Mandela foi casado três vezes. Com a primeira mulher, Evelyn Ntoko Mase, ativista do ANC, da qual se divorciou em 1957, teve dois filhos e duas filhas, sendo que uma morreu ainda bebê. O primeiro filho de Mandela, Madiba Thembekili, morreu em 1969 em um acidente de carro.
Em 1964 ele se casou com Winnie Mandela, a primeira assistente social negra de Johanesburgo. Da união, que durou até 1996, nasceram duas filhas.
Ao completar 80 anos, em 18 de julho de 1998, Mandela casou-se com a política e ativista dos direitos humanos moçambicana Graça Machel, que foi ministra da Educação e da Cultura no primeiro governo do país vizinho da África do Sul após a independência de Portugal, em 1974. Graça Machel é também viúva de Samora Machel, ex-presidente de Moçambique e apoiador do ANC.
Em abril de 2013, durante a última aparição pública
Em abril de 2013, durante a última aparição pública
Mandela pretendia comparecer à abertura da Copa do Mundo de futebol em 11 de junho de 2010 em Johanesburgo.
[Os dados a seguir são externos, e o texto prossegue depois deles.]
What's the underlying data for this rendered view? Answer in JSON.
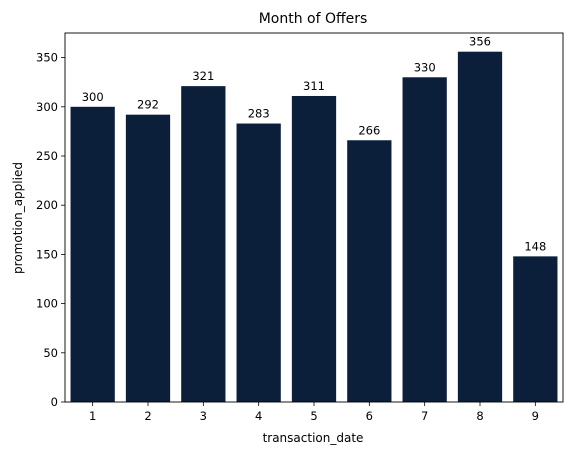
{
  "chart_data": {
    "type": "bar",
    "title": "Month of Offers",
    "xlabel": "transaction_date",
    "ylabel": "promotion_applied",
    "categories": [
      "1",
      "2",
      "3",
      "4",
      "5",
      "6",
      "7",
      "8",
      "9"
    ],
    "values": [
      300,
      292,
      321,
      283,
      311,
      266,
      330,
      356,
      148
    ],
    "ylim": [
      0,
      375
    ],
    "yticks": [
      0,
      50,
      100,
      150,
      200,
      250,
      300,
      350
    ],
    "bar_color": "#0b1f3a",
    "grid": false,
    "data_labels": true
  }
}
Mas na noite anterior, sua bisneta, Zenani, de 13 anos, morreu em um acidente de carro, o que o levou a cancelar a participação na cerimônia. Seu estado piorou visivelmente nesta época.
Em julho de 2011, ele se mudou definitivamente para Qunu, seu povoado natal, alimentando especulações sobre sua saúde. A hospitalização mais recente de Mandela foi no final de março deste ano, durante dez dias, para tratar de uma infecção pulmonar recorrente, talvez ligada às sequelas de uma tuberculose contraída durante o encarcerameto na Ilha de Robben.
Durante a última aparição em público, em abril, Mandela apareceu fisicamente enfraquecido ao receber os mais altos dirigentes da África do Sul na própria residência.
Com Nelson Mandela, o mundo perde um grande guerreiro pela liberdade. Sua pátria, a África do Sul, perde, além disso, uma bússola moral – ainda que o ancião, ultimamente cercado pelos bisnetos, quase nunca se pronunciasse sobre temas políticos da atualidade.
Entre os especialistas, fica o temor de que, após a partida de seu mentor, o ANC de Mandela enverede ainda mais depressa pelo caminho de vários movimentos libertários da África: em direção ao abuso de poder e ao nepotismo.